Update 25 October 2018 from the Bank.

The consultation period for PRA CP13/18 ‘Solvency II Equity Release Mortgages’ closed on 30 September 2018. The proposed implementation date for the proposals in the CP was Monday 31 December 2018. Based on feedback to the consultation, the PRA has decided that the implementation date will not be before 31 December 2019. The PRA is making this announcement now in order to clarify the position for insurers planning their year-end 2018 processes. The PRA is currently giving careful consideration to the consultation responses and the impact, if any, of the updated implementation date to the proposed phase-in period. The PRA will publish final policy and supervisory statements in due course.

This is hardly surprising.

[edit] Our own letter to the consultation team is here. It said (point 1).

It is a worry that the consultation as a whole has taken such a long time.
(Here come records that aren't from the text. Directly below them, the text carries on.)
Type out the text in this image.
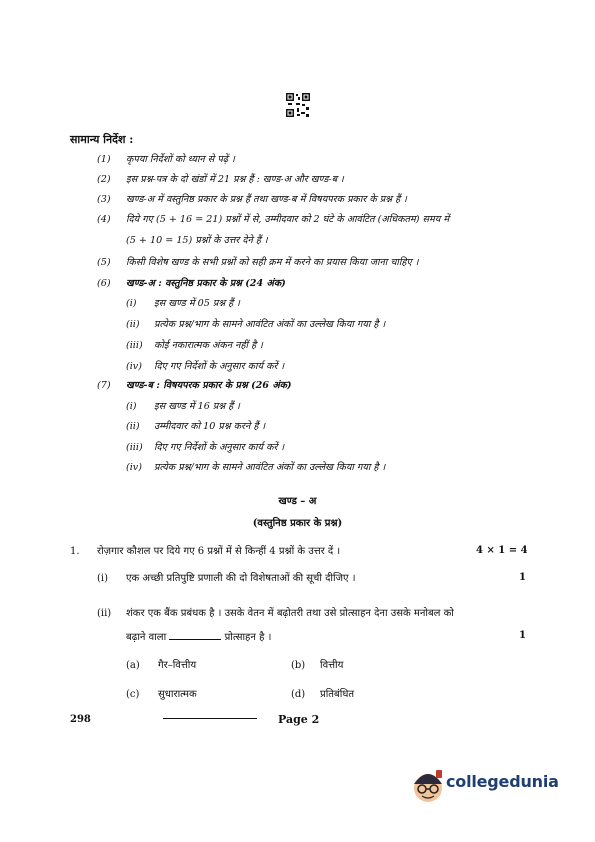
सामान्य निर्देश :
(1) कृपया निर्देशों को ध्यान से पढ़ें ।
(2) इस प्रश्न-पत्र के दो खंडों में 21 प्रश्न हैं : खण्ड-अ और खण्ड-ब ।
(3) खण्ड-अ में वस्तुनिष्ठ प्रकार के प्रश्न हैं तथा खण्ड-ब में विषयपरक प्रकार के प्रश्न हैं ।
(4) दिये गए (5 + 16 = 21) प्रश्नों में से, उम्मीदवार को 2 घंटे के आवंटित (अधिकतम) समय में
(5 + 10 = 15) प्रश्नों के उत्तर देने हैं ।
(5) किसी विशेष खण्ड के सभी प्रश्नों को सही क्रम में करने का प्रयास किया जाना चाहिए ।
(6) खण्ड-अ : वस्तुनिष्ठ प्रकार के प्रश्न (24 अंक)
(i) इस खण्ड में 05 प्रश्न हैं ।
(ii) प्रत्येक प्रश्न/भाग के सामने आवंटित अंकों का उल्लेख किया गया है ।
(iii) कोई नकारात्मक अंकन नहीं है ।
(iv) दिए गए निर्देशों के अनुसार कार्य करें ।
(7) खण्ड-ब : विषयपरक प्रकार के प्रश्न (26 अंक)
(i) इस खण्ड में 16 प्रश्न हैं ।
(ii) उम्मीदवार को 10 प्रश्न करने हैं ।
(iii) दिए गए निर्देशों के अनुसार कार्य करें ।
(iv) प्रत्येक प्रश्न/भाग के सामने आवंटित अंकों का उल्लेख किया गया है ।
खण्ड – अ
(वस्तुनिष्ठ प्रकार के प्रश्न)
1. रोज़गार कौशल पर दिये गए 6 प्रश्नों में से किन्हीं 4 प्रश्नों के उत्तर दें ।	4 × 1 = 4
(i) एक अच्छी प्रतिपुष्टि प्रणाली की दो विशेषताओं की सूची दीजिए ।	1
(ii) शंकर एक बैंक प्रबंधक है । उसके वेतन में बढ़ोतरी तथा उसे प्रोत्साहन देना उसके मनोबल को
बढ़ाने वाला	प्रोत्साहन है ।	1
(a) गैर–वित्तीय	(b) वित्तीय
(c) सुधारात्मक	(d) प्रतिबंधित
298	Page 2
collegedunia
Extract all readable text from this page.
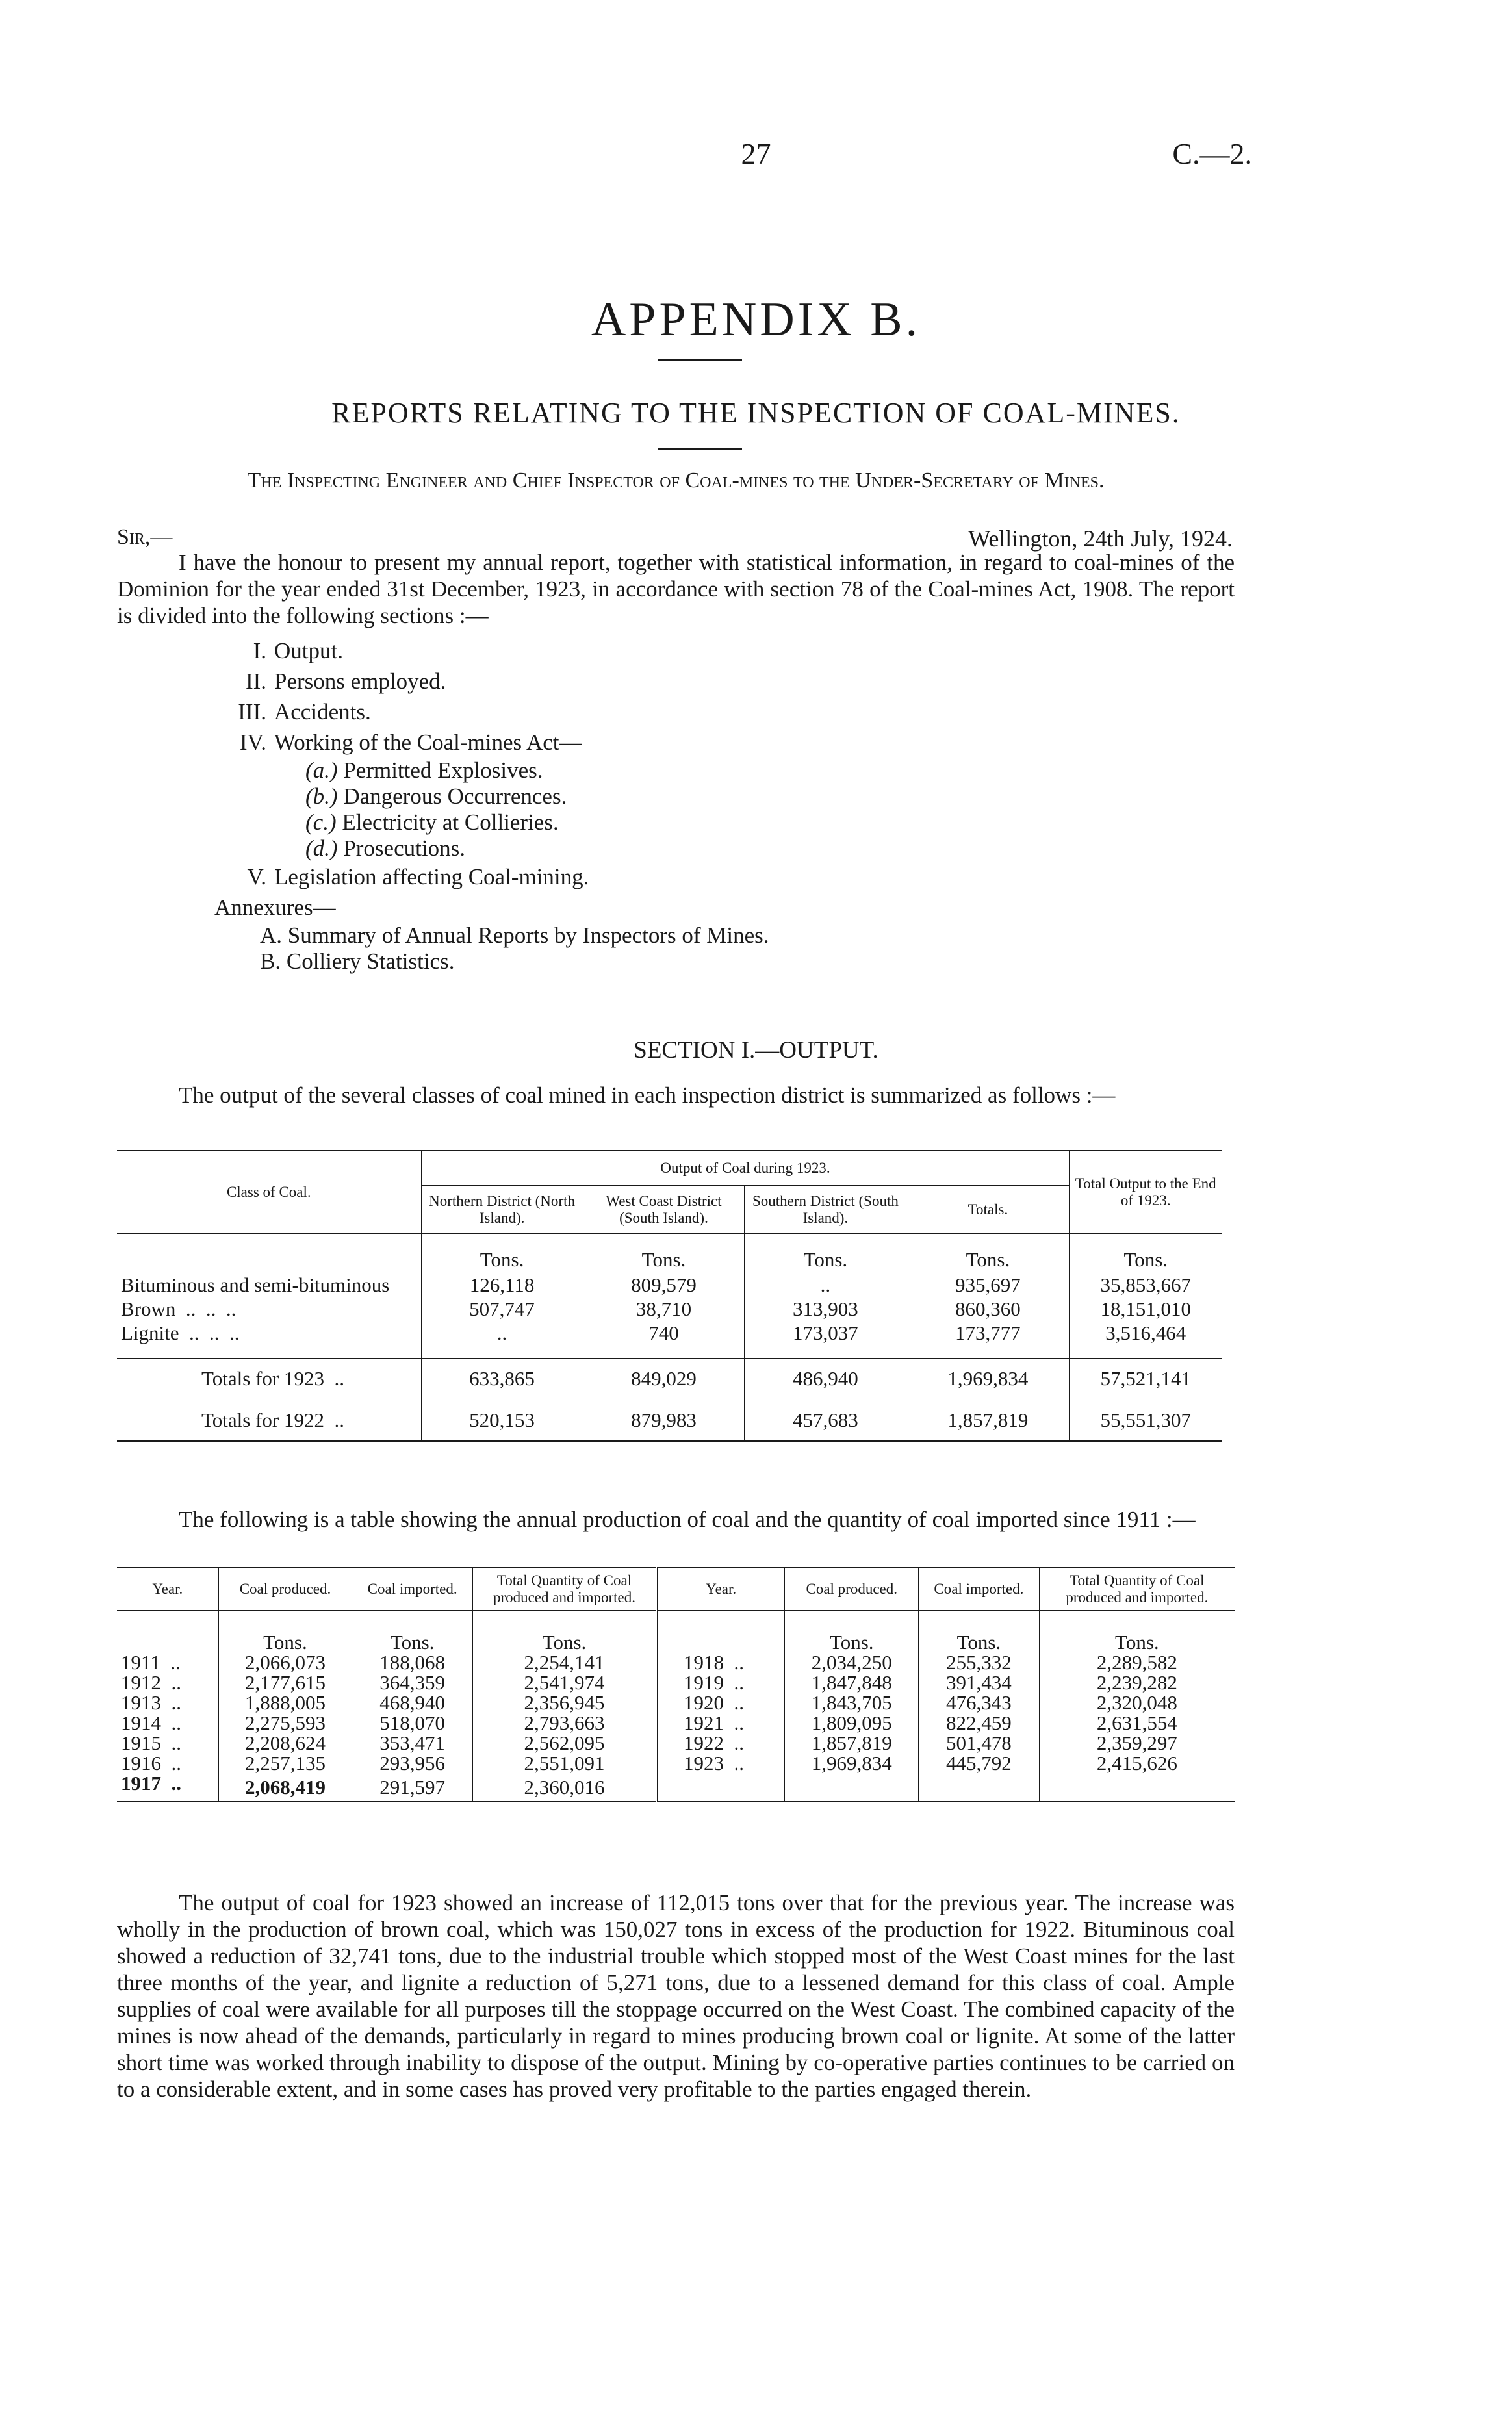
27	C.—2.
APPENDIX B.
REPORTS RELATING TO THE INSPECTION OF COAL-MINES.
The Inspecting Engineer and Chief Inspector of Coal-mines to the Under-Secretary of Mines.
Sir,—	Wellington, 24th July, 1924.

I have the honour to present my annual report, together with statistical information, in regard to coal-mines of the Dominion for the year ended 31st December, 1923, in accordance with section 78 of the Coal-mines Act, 1908. The report is divided into the following sections :—

I. Output.
II. Persons employed.
III. Accidents.
IV. Working of the Coal-mines Act—
(a.) Permitted Explosives.
(b.) Dangerous Occurrences.
(c.) Electricity at Collieries.
(d.) Prosecutions.
V. Legislation affecting Coal-mining.
Annexures—
A. Summary of Annual Reports by Inspectors of Mines.
B. Colliery Statistics.
SECTION I.—OUTPUT.

The output of the several classes of coal mined in each inspection district is summarized as follows :—

Class of Coal.	Output of Coal during 1923.				Total Output to the End of 1923.
	Northern District (North Island).	West Coast District (South Island).	Southern District (South Island).	Totals.	
	Tons.	Tons.	Tons.	Tons.	Tons.
Bituminous and semi-bituminous	126,118	809,579	..	935,697	35,853,667
Brown  ..  ..  ..	507,747	38,710	313,903	860,360	18,151,010
Lignite  ..  ..  ..	..	740	173,037	173,777	3,516,464

Totals for 1923  ..	633,865	849,029	486,940	1,969,834	57,521,141
Totals for 1922  ..	520,153	879,983	457,683	1,857,819	55,551,307

The following is a table showing the annual production of coal and the quantity of coal imported since 1911 :—

Year.	Coal produced.	Coal imported.	Total Quantity of Coal produced and imported.	Year.	Coal produced.	Coal imported.	Total Quantity of Coal produced and imported.
	Tons.	Tons.	Tons.		Tons.	Tons.	Tons.
1911  ..	2,066,073	188,068	2,254,141	1918  ..	2,034,250	255,332	2,289,582
1912  ..	2,177,615	364,359	2,541,974	1919  ..	1,847,848	391,434	2,239,282
1913  ..	1,888,005	468,940	2,356,945	1920  ..	1,843,705	476,343	2,320,048
1914  ..	2,275,593	518,070	2,793,663	1921  ..	1,809,095	822,459	2,631,554
1915  ..	2,208,624	353,471	2,562,095	1922  ..	1,857,819	501,478	2,359,297
1916  ..	2,257,135	293,956	2,551,091	1923  ..	1,969,834	445,792	2,415,626
1917  ..	2,068,419	291,597	2,360,016				

The output of coal for 1923 showed an increase of 112,015 tons over that for the previous year. The increase was wholly in the production of brown coal, which was 150,027 tons in excess of the production for 1922. Bituminous coal showed a reduction of 32,741 tons, due to the industrial trouble which stopped most of the West Coast mines for the last three months of the year, and lignite a reduction of 5,271 tons, due to a lessened demand for this class of coal. Ample supplies of coal were available for all purposes till the stoppage occurred on the West Coast. The combined capacity of the mines is now ahead of the demands, particularly in regard to mines producing brown coal or lignite. At some of the latter short time was worked through inability to dispose of the output. Mining by co-operative parties continues to be carried on to a considerable extent, and in some cases has proved very profitable to the parties engaged therein.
The Dowd report ‘Asleep at the Wheel’ identified a number of letters going back to October 2014 and resulting in a stream of consultation papers, discussion papers and supervisory statements (see, e.g., CP 48/16, CP 23/17, CP 24/17, DP 1/16 and SS 3/17) expressing concerns on ERM valuation. Yet the valuation issue is a simple one: once the decrements have been quantified using standard longevity modelling, the ERM valuation model embeds a simple European put option. Clearly the deferment rate concept has caused an intellectual challenge for some, but it is a natural consequence of modern derivative pricing theory, which dates back more than 40 years. The PRA has apparently confirmed this assessment in judging that the valuation changes are not a consequence of Solvency II, but should have been applied all along. Yet during this extended consultation period the ERM market has grown significantly and the PRA has approved the raising of sub-debt and tier 3 debt, not to mention dividend payments, all based on valuation models it has known to be flawed. Investors could rightly complain that they have been misled.

Our emphasis. How long does it take to price a simple European put option?